I was fluent in snow.
My teacher friends have told me that when their students wanted a snow day, they wore their pajamas inside out the night before: a snow rally cap. I had never heard of this ritual. I grew up in Niskayuna, New York, a small town far enough north of New York City that we didn’t have to work so hard to get a day off school. We could count on four or five snow days per year without wasting any of our wishes.
My father used to joke that the name Niskayuna meant “town of high taxes.” It was derived from the Mohawk Indian word for flat fields of corn. The tribe must not have grown its corn on our street, Maxwell Drive. We had a steep hill perfect for sledding. We would start in the Rand’s back yard and whiz down past four houses before getting as close as we could to the edge of the woods behind the McElligott’s. My brother and the other older boys made jumps for us to try to catch some air. It was our own 1970s version of the X Games.
Our house was on the top of the hill, and my father was the first on the block to get a snow-blower. But even that wasn’t enough to stop my mother from worrying about his possible heart attack while removing the snow. She would send me and my brother out to help. Back then, mothers didn’t shovel. Our aid consisted of doing as little snow removal as possible. My brother would quickly and inadequately shovel the front walk and then rush off to find his buddies. I was responsible for spreading the salt and my parents insisted I be vigilant about this chore. My mother’s red Renault, with a bobble-head dog on the dashboard, did not have enough weight or traction to make it up our driveway if it was icy. My father had to dig it out of the snowbank at the bottom of the hill too many times. Alternatively, his ocean liner-sized Chrysler New Yorker was powerful enough to sail into the garage.

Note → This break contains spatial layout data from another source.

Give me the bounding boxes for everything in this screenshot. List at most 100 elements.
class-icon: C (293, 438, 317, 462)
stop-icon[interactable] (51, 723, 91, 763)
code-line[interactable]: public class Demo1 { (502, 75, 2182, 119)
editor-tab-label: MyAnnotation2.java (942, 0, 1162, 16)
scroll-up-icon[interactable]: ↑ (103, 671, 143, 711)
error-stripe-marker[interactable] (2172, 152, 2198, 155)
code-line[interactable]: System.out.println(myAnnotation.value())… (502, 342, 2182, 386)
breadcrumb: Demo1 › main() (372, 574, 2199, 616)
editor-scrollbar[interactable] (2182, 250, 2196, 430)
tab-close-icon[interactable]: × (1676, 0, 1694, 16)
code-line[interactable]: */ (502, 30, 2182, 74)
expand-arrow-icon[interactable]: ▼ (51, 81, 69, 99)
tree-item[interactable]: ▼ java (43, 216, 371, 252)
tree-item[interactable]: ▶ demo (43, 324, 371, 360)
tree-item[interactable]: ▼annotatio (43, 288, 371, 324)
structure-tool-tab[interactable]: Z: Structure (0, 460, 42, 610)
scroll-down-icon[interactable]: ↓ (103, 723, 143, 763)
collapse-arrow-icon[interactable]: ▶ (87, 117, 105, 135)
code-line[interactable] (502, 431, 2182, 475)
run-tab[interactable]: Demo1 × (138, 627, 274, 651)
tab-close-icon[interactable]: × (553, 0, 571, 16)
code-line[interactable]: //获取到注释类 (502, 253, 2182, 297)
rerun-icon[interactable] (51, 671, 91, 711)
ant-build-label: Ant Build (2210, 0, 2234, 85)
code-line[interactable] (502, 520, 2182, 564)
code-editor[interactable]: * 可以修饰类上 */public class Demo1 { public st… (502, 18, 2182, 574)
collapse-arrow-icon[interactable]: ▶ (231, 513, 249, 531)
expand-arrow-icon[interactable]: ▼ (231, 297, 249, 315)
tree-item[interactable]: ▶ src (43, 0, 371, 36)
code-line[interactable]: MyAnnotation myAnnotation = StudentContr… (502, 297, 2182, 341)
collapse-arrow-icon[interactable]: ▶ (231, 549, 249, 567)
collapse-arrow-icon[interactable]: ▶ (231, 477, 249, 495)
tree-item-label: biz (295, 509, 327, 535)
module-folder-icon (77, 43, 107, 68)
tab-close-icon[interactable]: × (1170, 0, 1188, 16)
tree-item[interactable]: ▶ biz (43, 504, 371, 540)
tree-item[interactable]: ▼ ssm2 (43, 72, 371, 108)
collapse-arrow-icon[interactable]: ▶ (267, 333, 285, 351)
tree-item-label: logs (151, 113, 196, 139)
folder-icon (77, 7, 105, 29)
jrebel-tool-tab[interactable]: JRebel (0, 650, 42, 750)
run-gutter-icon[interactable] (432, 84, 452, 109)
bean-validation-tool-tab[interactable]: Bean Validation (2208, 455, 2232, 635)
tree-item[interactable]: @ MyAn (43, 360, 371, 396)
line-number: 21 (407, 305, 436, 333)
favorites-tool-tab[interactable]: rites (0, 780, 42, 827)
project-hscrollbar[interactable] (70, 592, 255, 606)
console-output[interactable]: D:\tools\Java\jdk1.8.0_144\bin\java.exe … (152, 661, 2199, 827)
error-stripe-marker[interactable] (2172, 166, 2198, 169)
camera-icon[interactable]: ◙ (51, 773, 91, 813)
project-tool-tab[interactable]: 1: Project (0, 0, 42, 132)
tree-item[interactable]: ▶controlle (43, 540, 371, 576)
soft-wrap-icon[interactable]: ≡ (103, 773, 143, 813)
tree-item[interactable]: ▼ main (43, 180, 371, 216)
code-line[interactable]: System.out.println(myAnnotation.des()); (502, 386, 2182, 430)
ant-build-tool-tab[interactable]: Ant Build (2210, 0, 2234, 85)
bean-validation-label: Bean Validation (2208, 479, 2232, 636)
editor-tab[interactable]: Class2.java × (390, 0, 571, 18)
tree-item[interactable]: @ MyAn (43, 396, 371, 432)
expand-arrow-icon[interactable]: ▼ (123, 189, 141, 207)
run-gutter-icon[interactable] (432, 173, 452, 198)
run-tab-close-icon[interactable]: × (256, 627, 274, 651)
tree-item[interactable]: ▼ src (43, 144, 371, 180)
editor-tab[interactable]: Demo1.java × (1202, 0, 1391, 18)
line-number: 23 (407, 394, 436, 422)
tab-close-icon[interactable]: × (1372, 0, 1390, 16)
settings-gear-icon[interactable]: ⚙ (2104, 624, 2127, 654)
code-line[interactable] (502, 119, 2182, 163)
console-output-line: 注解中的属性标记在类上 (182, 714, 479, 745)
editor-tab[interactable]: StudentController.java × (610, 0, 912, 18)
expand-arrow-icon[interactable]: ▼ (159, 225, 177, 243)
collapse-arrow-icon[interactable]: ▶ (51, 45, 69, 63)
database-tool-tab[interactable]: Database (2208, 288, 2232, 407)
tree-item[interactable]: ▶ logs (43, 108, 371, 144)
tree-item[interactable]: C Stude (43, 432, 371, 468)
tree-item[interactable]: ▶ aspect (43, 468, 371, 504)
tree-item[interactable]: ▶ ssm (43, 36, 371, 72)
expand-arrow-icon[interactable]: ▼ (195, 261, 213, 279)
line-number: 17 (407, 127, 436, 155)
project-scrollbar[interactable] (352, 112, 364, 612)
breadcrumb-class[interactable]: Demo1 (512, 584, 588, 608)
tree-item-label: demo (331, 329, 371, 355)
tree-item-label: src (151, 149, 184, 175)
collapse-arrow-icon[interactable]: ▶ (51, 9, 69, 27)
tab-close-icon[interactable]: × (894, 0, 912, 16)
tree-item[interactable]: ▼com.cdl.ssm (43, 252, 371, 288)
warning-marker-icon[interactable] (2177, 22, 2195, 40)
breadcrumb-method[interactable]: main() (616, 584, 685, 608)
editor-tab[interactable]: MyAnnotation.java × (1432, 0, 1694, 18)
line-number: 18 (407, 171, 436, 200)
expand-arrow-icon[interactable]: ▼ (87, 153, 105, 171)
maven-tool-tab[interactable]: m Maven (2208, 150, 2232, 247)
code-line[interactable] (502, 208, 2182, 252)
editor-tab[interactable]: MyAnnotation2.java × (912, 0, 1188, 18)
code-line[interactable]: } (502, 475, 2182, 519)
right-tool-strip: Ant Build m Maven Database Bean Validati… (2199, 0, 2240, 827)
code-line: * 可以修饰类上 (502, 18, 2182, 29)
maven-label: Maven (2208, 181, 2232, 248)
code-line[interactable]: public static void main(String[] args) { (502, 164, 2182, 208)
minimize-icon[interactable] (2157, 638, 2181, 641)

Usually on the first try.
As a child, one of my favorite picture books was Ezra Jack Keats’s “The Snowy Day.” In it, Peter wakes up to find that snow has “covered everything as far as he could see.” After breakfast, he heads out and plays alone in the snow. He makes tracks, smacks a tree with a stick and snow falls on his head. He watches a snowball fight that he’s too young to participate in, builds a snowman, makes a snow angel, and then puts a snowball in his pocket to save for the next day.
When I was Peter’s age – he looks to be four or five in the illustrations – and for several years after, I preferred to play alone in the snow. There were no girls my age on Maxwell Drive. I was tiny for my age and easily intimidated. Sometimes the boys my age were too aggressive when we were sledding, or building a snow fort, or skating on the pond in the woods behind the Burgesses’. And our older brothers were either too distant or too rough, unless they were trying to coax us over their sled jumps. Then they became kind and reassuring. Like Peter, I was happy to make snow angels and tracks. Unlike Peter, I was familiar with gravity, so I never hit a tree with a stick to cause snow to fall on my head. If snow trickled down my neck, I’d become too cold and would have to go inside.
The times I cherished most were the late afternoons, as the temperature would start to dip, making the snowbanks icier and stronger. I was so light the snowbanks could hold my weight and I didn’t sink as I climbed on top of them. My goal was to walk on them as far as I could without breaking through the snow or touching the ground. I liked it best when the whole neighborhood was muffled with a fresh snow and the only sounds I would hear were the crunch under my boots and whatever song I was singing in my head.
In the story, before he goes to bed, Peter checks his pocket for the snowball he stored there and is sad to find it has disappeared. He doesn’t yet understand the properties of snow. My family moved to Niskayuna when I was one. By the time I was four, I was fluent in snow. I knew when to bring the Radio Flyer sled to the Rand’s backyard (when it was icy) and when the plastic toboggan would slide better (almost always). I could look out my bedroom window and gauge whether it was packing snow (for snowmen and forts) or the light fluffy kind (beautiful and easy to shovel, but not good for snowballs). I knew when the snowbanks would no longer support me because slush had started to deteriorate them. I knew all of this, probably before I could put it into words.
Today, we make a big fuss about impending blizzards. The news channels deploy their storm tracking vehicles into the crosshairs of the storm. The mayor heads to the emergency response center and warns us to stay home in English, Spanish and American Sign Language. We have Snowpocalypses and Snowmageddons. We prepare for them as if we are going to battle.
I don’t feel that way about blizzards, even though the snowbanks can no longer hold me and snow removal is now my responsibility. These days mothers do shovel. It’s that hush from the blanket of snow I’m after. I will always look forward to a snowstorm. So much so that I might even wear my pajamas inside out.